Stärkere und schwächere Versionen

Emder Zeitung vom 16.01.2017

Von Karl-Heinz Janssen

320 Zuschauer erlebten im Neuen Theater den Auftritt der Tribute-Band Geneses.

Emden. Normale Cover-Bands begnügen sich üblerweise damit, es auf der Bühne genauso klingen zu lassen, wie die großen Vorbilder. Dabei helfen ihnen oft häufiger als man glaubt – vorgefertigte, nur abgespielte Playback-Aufnahmen, um möglichst echt zu wirken. Ein Verfahren, das nicht Sache der Band Geneses ist.

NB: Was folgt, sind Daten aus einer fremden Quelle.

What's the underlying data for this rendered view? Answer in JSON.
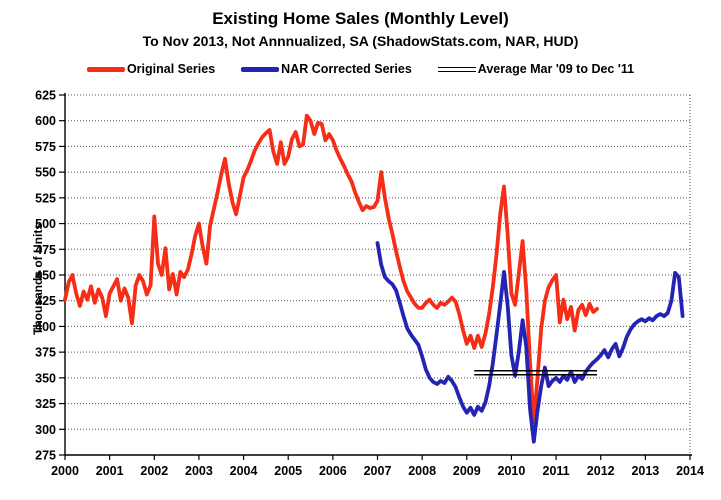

Tatsächlich sind die Braunschweiger nicht nur willens, sondern auch fähig, einen Großteil auch schwierigster Geneses-Originalparts in Handarbeit live vorzuspielen. Alle Stücke an diesem Abend wurden mit höchster Sorgfalt vorgetragen, das Quintett erfüllte spieltechnisch die hohen Erwartungen.

Weil bei Genesis nach dem Ausscheiden von Sänger Peter Gabriel erstaunlicherweise Schlagzeuger Phil Collins den Leadgesang übernahm, arbeiteten die Originale bei Konzerten immer mit zwei Drummern, ein Phänomen, dem sich auch Geneses verpflichtet fühlt. Man erlebte das sehr schön bei „Los Endos” (vom Album Seconds Out). Kim Schwarz und Sänger Alex von den Berg machten hier an zwei Sets so ziemlich genau das, womit Collins und Chester Thompson Mitte der Siebziger begeistert hatten – herrlich, das Mal in Emden live zu erleben.

Beim Schreiben der Zahlen zittern einem fast die Hände: Unglaubliche 40 Jahre sind seit Seconds Out vergangen. Die unsterbliche Qualität dieser Musik, das immer noch große, weltweite Interesse an Genesis hat uns fast vergessen lassen, ein wie uralter, aber eben immer noch hochwertiger Hut diese Band mittlerweile ist, nicht anders als die Kollegen von Pink Floyd, Yes oder Emerson, Lake & Palmer.

Jede Menge Nostalgie und Jugenderinnerungen prägten die Stimmung im Saal, ausgelöst von einer echten Fan-Band, die seriös, ehrlich und sympathisch ihren Auftrag erfüllte. Natürlich: Die durchdringende Stimme von Phil Collins hat Alex van den Berg nicht, der Gesang war zeitweise etwas drucklos. Die älteren Stücke mit ihren raffinierten Instrumentalparts kamen insgesamt besser zur Geltung, als die kürzeren Hits der Spätphase. Diesen fehlte in der Geneses-Version doch der hochkomprimierte, kristallklare Hit-Fabriken-Sound der CD; „Follow Me” litt unter einer vocale Schieflage, dafür überzeugte das Uraltstück „I Know What I Like” in jeder Hinsicht, ein wirkliches Highlight, was man auch von „Jesus, he knows me” und „Los Endos” sagen kann. Ein stimmungsvolles, spieltechnisch interessantes Konzert, nicht nur für Genesis-Experten geeignet.